Moore allegedly planned the deadly attack to halt her divorce proceedings, which were scheduled to begin the day after her death, according to prosecutors in an unsealed indictment.

According to authorities, this was not the first time he had used crime to delay a case. Moore later pleaded guilty to making bomb threats at courthouses to delay his cases, according to authorities.

Sherman’s estranged husband, Dr. Sanford Sherman, was never charged in the case, but he refused to cooperate with police, investigators previously stated. He passed away in a Florida nursing home last summer.

Prosecutors stated that Moore had at least one accomplice but did not name any other suspects.

He allegedly lured Sherman to his office on March 24, 2013, texting her to meet him at 4:30 p.m. and demanding she notify him when she was on her way, according to the indictment.

While Moore was waiting outside her office, a hooded figure approached her from behind and stabbed her over ten times in the neck and back, according to prosecutors.

Prosecutors believe Moore or an unnamed co-conspirator was responsible for the attack.

Sherman was able to call police while lying injured and bleeding outside the law office, and she was helped by a Good Samaritan who discovered her on the sidewalk, according to prosecutors.

She died upon arrival at a nearby hospital.
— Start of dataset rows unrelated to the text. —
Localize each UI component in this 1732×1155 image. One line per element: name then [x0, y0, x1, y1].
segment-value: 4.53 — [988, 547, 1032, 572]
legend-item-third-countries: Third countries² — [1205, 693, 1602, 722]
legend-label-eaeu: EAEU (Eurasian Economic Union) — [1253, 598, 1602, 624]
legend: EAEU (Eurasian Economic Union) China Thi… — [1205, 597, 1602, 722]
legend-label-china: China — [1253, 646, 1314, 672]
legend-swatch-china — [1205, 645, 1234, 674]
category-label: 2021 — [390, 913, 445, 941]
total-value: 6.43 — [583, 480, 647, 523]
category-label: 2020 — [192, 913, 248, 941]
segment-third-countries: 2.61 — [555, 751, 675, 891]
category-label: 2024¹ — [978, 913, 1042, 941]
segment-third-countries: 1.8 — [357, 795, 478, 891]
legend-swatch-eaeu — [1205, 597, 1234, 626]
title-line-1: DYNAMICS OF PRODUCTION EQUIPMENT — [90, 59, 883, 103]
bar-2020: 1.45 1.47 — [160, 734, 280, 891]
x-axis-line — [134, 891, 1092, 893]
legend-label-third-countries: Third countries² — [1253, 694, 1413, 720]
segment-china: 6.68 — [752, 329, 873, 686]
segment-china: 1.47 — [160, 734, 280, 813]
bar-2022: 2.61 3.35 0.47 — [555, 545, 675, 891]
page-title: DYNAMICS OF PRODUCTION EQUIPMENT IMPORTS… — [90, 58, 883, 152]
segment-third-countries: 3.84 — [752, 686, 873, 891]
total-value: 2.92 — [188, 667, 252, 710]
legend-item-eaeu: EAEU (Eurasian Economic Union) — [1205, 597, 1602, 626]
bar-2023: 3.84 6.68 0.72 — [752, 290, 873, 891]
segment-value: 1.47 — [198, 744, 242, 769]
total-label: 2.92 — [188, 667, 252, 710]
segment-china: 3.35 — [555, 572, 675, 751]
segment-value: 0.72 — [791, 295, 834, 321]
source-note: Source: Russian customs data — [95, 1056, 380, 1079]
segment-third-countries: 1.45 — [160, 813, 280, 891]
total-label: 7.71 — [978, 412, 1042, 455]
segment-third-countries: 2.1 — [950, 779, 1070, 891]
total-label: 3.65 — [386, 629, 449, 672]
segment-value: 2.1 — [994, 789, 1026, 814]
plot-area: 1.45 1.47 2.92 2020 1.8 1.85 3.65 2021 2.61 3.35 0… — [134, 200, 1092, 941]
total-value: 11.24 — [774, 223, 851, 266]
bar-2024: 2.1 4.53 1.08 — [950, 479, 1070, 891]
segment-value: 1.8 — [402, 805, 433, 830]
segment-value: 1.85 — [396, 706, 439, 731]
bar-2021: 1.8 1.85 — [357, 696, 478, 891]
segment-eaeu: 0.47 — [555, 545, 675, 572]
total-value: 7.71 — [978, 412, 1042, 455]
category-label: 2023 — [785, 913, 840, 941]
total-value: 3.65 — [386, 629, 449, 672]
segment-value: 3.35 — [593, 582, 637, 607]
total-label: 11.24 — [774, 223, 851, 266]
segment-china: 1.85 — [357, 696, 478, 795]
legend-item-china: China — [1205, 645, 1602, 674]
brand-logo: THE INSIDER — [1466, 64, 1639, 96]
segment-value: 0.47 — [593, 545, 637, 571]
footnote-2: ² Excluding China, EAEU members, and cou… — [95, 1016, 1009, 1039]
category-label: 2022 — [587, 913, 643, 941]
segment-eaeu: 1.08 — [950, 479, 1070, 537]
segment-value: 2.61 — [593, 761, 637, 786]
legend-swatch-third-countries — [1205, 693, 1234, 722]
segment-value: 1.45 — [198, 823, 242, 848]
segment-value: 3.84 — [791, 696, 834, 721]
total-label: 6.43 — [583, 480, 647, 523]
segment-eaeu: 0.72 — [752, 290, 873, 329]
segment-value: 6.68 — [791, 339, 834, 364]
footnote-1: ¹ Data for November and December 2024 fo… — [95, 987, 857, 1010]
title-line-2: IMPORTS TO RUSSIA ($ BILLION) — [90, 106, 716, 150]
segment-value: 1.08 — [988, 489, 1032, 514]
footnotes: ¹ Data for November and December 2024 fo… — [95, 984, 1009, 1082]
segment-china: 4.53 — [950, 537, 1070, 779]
“The Sherman family has waited over a decade for answers regarding their mother’s homicide,” Cuyahoga County Prosecutor Michael C. O’Malley stated.

“Through the tenacious work of multiple law enforcement agencies, evidence was accumulated that paints the unmistakable picture that Gregory Moore orchestrated and participated in the brutal murder of Aliza Sherman.”

Moore allegedly called and texted Sherman before and after the attack in an attempt to create an alibi, according to the indictment.

“These texts and requests for calls were for the purpose of creating false evidence that Moore was unaware of Sherman’s assault,” according to the arrest warrant.

According to the indictment, at the time of Sherman’s murder, the attorney was already under investigation for sending bomb threats to a courthouse on days he was scheduled to appear in court in an attempt to delay cases.

Moore pleaded guilty in 2017 to inducing panic in connection with bomb threats and falsification, as well as providing misleading statements to law enforcement during the Sherman murder investigation.

Sherman’s case was taken over by the Ohio Bureau of Criminal Investigations in 2021, and the agency said it discovered evidence linking Moore to the killing.

He will be arraigned on May 16, according to court records. There is currently no attorney listed for him.